Some Democratic strategists had been warning for weeks that Democrats were struggling with Hispanic voters in places like Texas. Chuck Rocha, who had focused on those voters for Bernie Sanders’s presidential campaign, told Vox’s Nicole Narea in early September that outside Democratic groups were not focusing enough on the Latino vote.

“It’s the outside outreach game that’s currently keeping me up at night,” Rocha said then. “I’m currently tracking over a half a billion dollars that had been given to outside super PACs to boost Joe Biden in the presidential election, and less than 1 percent of all of that money went to Latino super PACs.”

Those fears proved prescient on election night. Starr County, which is 96 percent Latino, went from Clinton +60 to Biden +5. The polls had looked somewhat promising for Biden ahead of the election (Trump led by 1.1 points in the final FiveThirtyEight average), but pollsters often have some difficulty in surveying Hispanic voters. The polling appears to have missed the shift to Trump among those voters.
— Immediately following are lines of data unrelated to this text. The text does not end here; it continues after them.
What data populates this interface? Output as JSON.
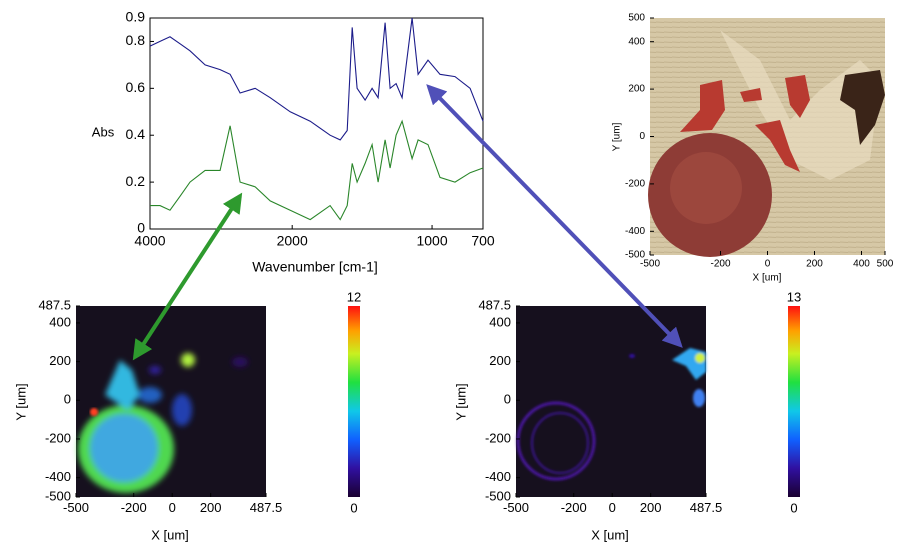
{
  "chart_data": [
    {
      "type": "line",
      "xlabel": "Wavenumber [cm-1]",
      "ylabel": "Abs",
      "x": [
        4000,
        3859,
        3718,
        3577,
        3437,
        3225,
        3014,
        2873,
        2732,
        2521,
        2310,
        2028,
        1871,
        1729,
        1657,
        1607,
        1571,
        1536,
        1479,
        1429,
        1386,
        1336,
        1300,
        1257,
        1214,
        1143,
        1100,
        1029,
        953,
        865,
        776,
        700
      ],
      "series": [
        {
          "color": "#1c1c8a",
          "values": [
            0.78,
            0.8,
            0.82,
            0.79,
            0.76,
            0.7,
            0.68,
            0.66,
            0.58,
            0.6,
            0.56,
            0.5,
            0.46,
            0.4,
            0.38,
            0.42,
            0.86,
            0.6,
            0.55,
            0.6,
            0.56,
            0.88,
            0.6,
            0.62,
            0.56,
            0.9,
            0.66,
            0.72,
            0.66,
            0.65,
            0.6,
            0.46
          ]
        },
        {
          "color": "#2a862a",
          "values": [
            0.1,
            0.1,
            0.08,
            0.14,
            0.2,
            0.25,
            0.25,
            0.44,
            0.2,
            0.18,
            0.12,
            0.08,
            0.04,
            0.1,
            0.04,
            0.1,
            0.28,
            0.2,
            0.28,
            0.36,
            0.2,
            0.38,
            0.26,
            0.4,
            0.46,
            0.3,
            0.38,
            0.36,
            0.22,
            0.2,
            0.24,
            0.26
          ]
        }
      ],
      "xlim": [
        4000,
        700
      ],
      "xticks": [
        4000,
        2000,
        1000,
        700
      ],
      "ylim": [
        0,
        0.9
      ],
      "yticks": [
        0,
        0.2,
        0.4,
        0.6,
        0.8,
        0.9
      ]
    },
    {
      "type": "image",
      "xlabel": "X [um]",
      "ylabel": "Y [um]",
      "xlim": [
        -500,
        500
      ],
      "xticks": [
        -500,
        -200,
        0,
        200,
        400,
        500
      ],
      "ylim": [
        -500,
        500
      ],
      "yticks": [
        500,
        400,
        200,
        0,
        -200,
        -400,
        -500
      ]
    },
    {
      "type": "heatmap",
      "xlabel": "X [um]",
      "ylabel": "Y [um]",
      "xlim": [
        -500,
        487.5
      ],
      "xticks": [
        -500,
        -200,
        0,
        200,
        487.5
      ],
      "ylim": [
        -500,
        487.5
      ],
      "yticks": [
        487.5,
        400,
        200,
        0,
        -200,
        -400,
        -500
      ],
      "clim": [
        0,
        12
      ],
      "cticks": [
        0,
        12
      ]
    },
    {
      "type": "heatmap",
      "xlabel": "X [um]",
      "ylabel": "Y [um]",
      "xlim": [
        -500,
        487.5
      ],
      "xticks": [
        -500,
        -200,
        0,
        200,
        487.5
      ],
      "ylim": [
        -500,
        487.5
      ],
      "yticks": [
        487.5,
        400,
        200,
        0,
        -200,
        -400,
        -500
      ],
      "clim": [
        0,
        13
      ],
      "cticks": [
        0,
        13
      ]
    }
  ]
}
Democrats failed to win key Senate, House, and state legislative races in Texas

Biden’s relative underperformance also doomed Democratic hopes farther down the ballot. Newcomer M.J. Hegar lost to Republican incumbent John Cornyn in a Senate race that attracted nearly $100 million in spending. The Democratic Congressional Campaign Committee had named 10 Republican-held US House seats in Texas as potential targets to flip, but, as of press time, it appears Democrats may not win any of those races.
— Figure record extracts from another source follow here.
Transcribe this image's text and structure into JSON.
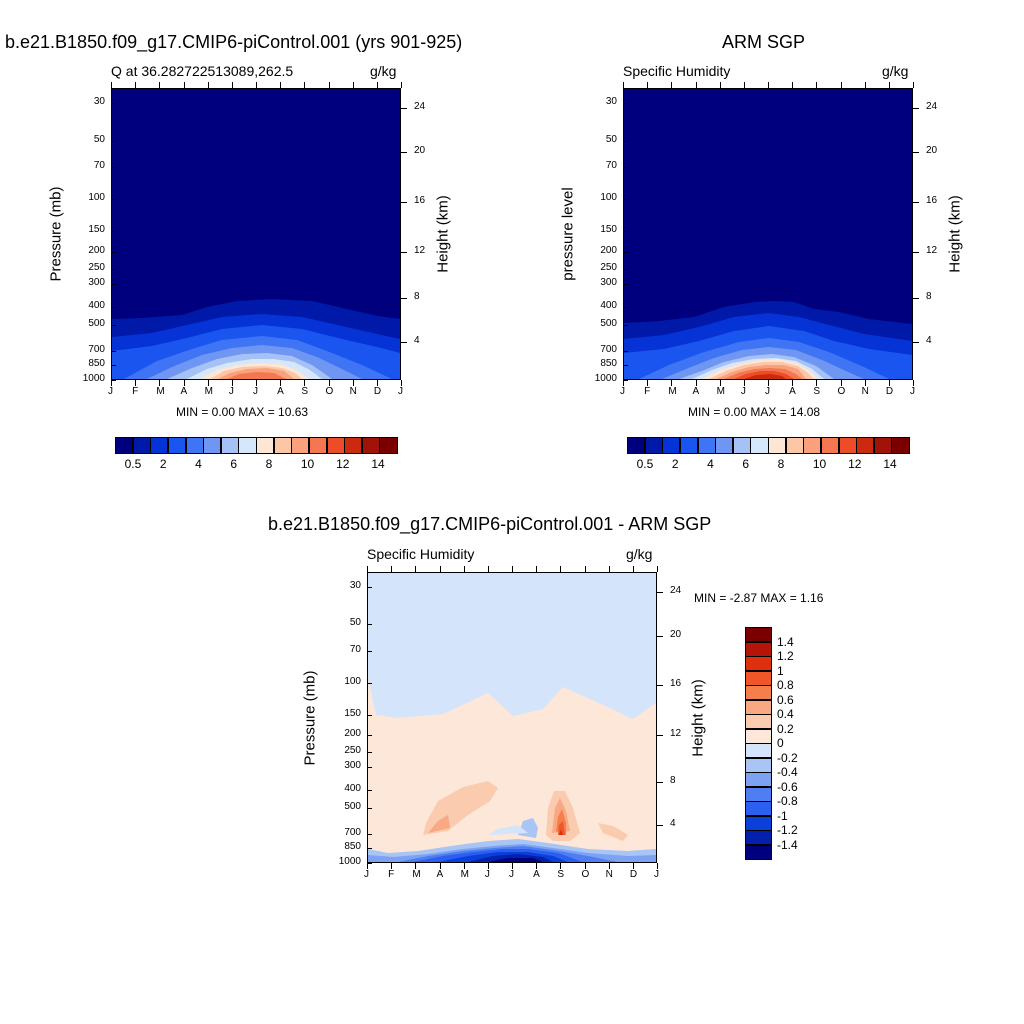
{
  "panels": {
    "p1": {
      "title": "b.e21.B1850.f09_g17.CMIP6-piControl.001 (yrs 901-925)",
      "left_label": "Q at 36.282722513089,262.5",
      "right_label": "g/kg",
      "ylabel": "Pressure (mb)",
      "y2label": "Height (km)",
      "minmax": "MIN =   0.00 MAX =  10.63"
    },
    "p2": {
      "title": "ARM SGP",
      "left_label": "Specific Humidity",
      "right_label": "g/kg",
      "ylabel": "pressure level",
      "y2label": "Height (km)",
      "minmax": "MIN =   0.00 MAX =  14.08"
    },
    "p3": {
      "title": "b.e21.B1850.f09_g17.CMIP6-piControl.001 - ARM SGP",
      "left_label": "Specific Humidity",
      "right_label": "g/kg",
      "ylabel": "Pressure (mb)",
      "y2label": "Height (km)",
      "minmax": "MIN =  -2.87 MAX =   1.16"
    }
  },
  "colorbar_abs": {
    "colors": [
      "#00007f",
      "#0019a8",
      "#0633d6",
      "#1a55f0",
      "#3f74f5",
      "#6f96f2",
      "#a5c1f5",
      "#d6e6fb",
      "#fde6d4",
      "#fcc6a7",
      "#f9a07c",
      "#f57752",
      "#ec4c26",
      "#cc2a0e",
      "#a11308",
      "#7a0000"
    ],
    "labels": [
      "0.5",
      "2",
      "4",
      "6",
      "8",
      "10",
      "12",
      "14"
    ]
  },
  "colorbar_diff": {
    "colors": [
      "#7a0000",
      "#b41508",
      "#de300f",
      "#f05628",
      "#f57e4d",
      "#f8a882",
      "#fbcbb0",
      "#fde7d8",
      "#d4e5fb",
      "#a9c5f5",
      "#7da2f2",
      "#4f7ef2",
      "#2a5ff0",
      "#0b3fd9",
      "#0220ab",
      "#00007f"
    ],
    "labels": [
      "1.4",
      "1.2",
      "1",
      "0.8",
      "0.6",
      "0.4",
      "0.2",
      "0",
      "-0.2",
      "-0.4",
      "-0.6",
      "-0.8",
      "-1",
      "-1.2",
      "-1.4"
    ]
  },
  "axes": {
    "pressure_ticks": [
      "30",
      "50",
      "70",
      "100",
      "150",
      "200",
      "250",
      "300",
      "400",
      "500",
      "700",
      "850",
      "1000"
    ],
    "height_ticks": [
      "24",
      "20",
      "16",
      "12",
      "8",
      "4"
    ],
    "month_ticks": [
      "J",
      "F",
      "M",
      "A",
      "M",
      "J",
      "J",
      "A",
      "S",
      "O",
      "N",
      "D",
      "J"
    ]
  },
  "chart_data": [
    {
      "type": "heatmap",
      "title": "b.e21.B1850.f09_g17.CMIP6-piControl.001 (yrs 901-925)",
      "variable": "Q at 36.282722513089,262.5",
      "units": "g/kg",
      "xlabel": "",
      "ylabel": "Pressure (mb)",
      "y2label": "Height (km)",
      "x_categories": [
        "J",
        "F",
        "M",
        "A",
        "M",
        "J",
        "J",
        "A",
        "S",
        "O",
        "N",
        "D",
        "J"
      ],
      "y_range_mb": [
        30,
        1000
      ],
      "min": 0.0,
      "max": 10.63,
      "contour_levels": [
        0.5,
        1,
        2,
        3,
        4,
        5,
        6,
        7,
        8,
        9,
        10,
        11,
        12,
        13,
        14
      ]
    },
    {
      "type": "heatmap",
      "title": "ARM SGP",
      "variable": "Specific Humidity",
      "units": "g/kg",
      "xlabel": "",
      "ylabel": "pressure level",
      "y2label": "Height (km)",
      "x_categories": [
        "J",
        "F",
        "M",
        "A",
        "M",
        "J",
        "J",
        "A",
        "S",
        "O",
        "N",
        "D",
        "J"
      ],
      "y_range_mb": [
        30,
        1000
      ],
      "min": 0.0,
      "max": 14.08,
      "contour_levels": [
        0.5,
        1,
        2,
        3,
        4,
        5,
        6,
        7,
        8,
        9,
        10,
        11,
        12,
        13,
        14
      ]
    },
    {
      "type": "heatmap",
      "title": "b.e21.B1850.f09_g17.CMIP6-piControl.001 - ARM SGP",
      "variable": "Specific Humidity",
      "units": "g/kg",
      "xlabel": "",
      "ylabel": "Pressure (mb)",
      "y2label": "Height (km)",
      "x_categories": [
        "J",
        "F",
        "M",
        "A",
        "M",
        "J",
        "J",
        "A",
        "S",
        "O",
        "N",
        "D",
        "J"
      ],
      "y_range_mb": [
        30,
        1000
      ],
      "min": -2.87,
      "max": 1.16,
      "contour_levels": [
        -1.4,
        -1.2,
        -1,
        -0.8,
        -0.6,
        -0.4,
        -0.2,
        0,
        0.2,
        0.4,
        0.6,
        0.8,
        1,
        1.2,
        1.4
      ]
    }
  ]
}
Republicans will also hold on to the Texas House. As Narea covered for Vox, part of the reason Democrats invested in the presidential and Senate races in the state was they hoped to flip one chamber of the state legislature. That would have given them control of at least one legislative chamber for the first time since 2002. After winning 18 state House seats in the 2018 midterms, Democrats needed to win nine seats this year to flip it. But they appear to have fallen short.

That loss comes at a heavy price for Democrats: Republicans will now enjoy full control of the next round of redistricting in Texas, giving them a chance to redraw the state’s congressional and state legislative maps to be more favorable toward them for the coming decade.

Other less-publicized but still-important down-ballot races — for state courts and for an oil and gas regulation board — also broke for the Republicans.

Democrats will cling to the narrow margin of Trump’s victory as a sign of hope for the future. But they have been clinging to those same hopes for years now, without yet winning the big one. They’ll get their next shot in 2022, when the next governor of Texas will be elected.

“Is Texas on the route to becoming blue, or is Texas on the road to becoming a perennial battleground? That’s a question I don’t know the answer to,” DeFrancesco Soto told the Tribune. “But I do feel confident saying we are moving in the purple direction, and we may just stay stuck at purple.”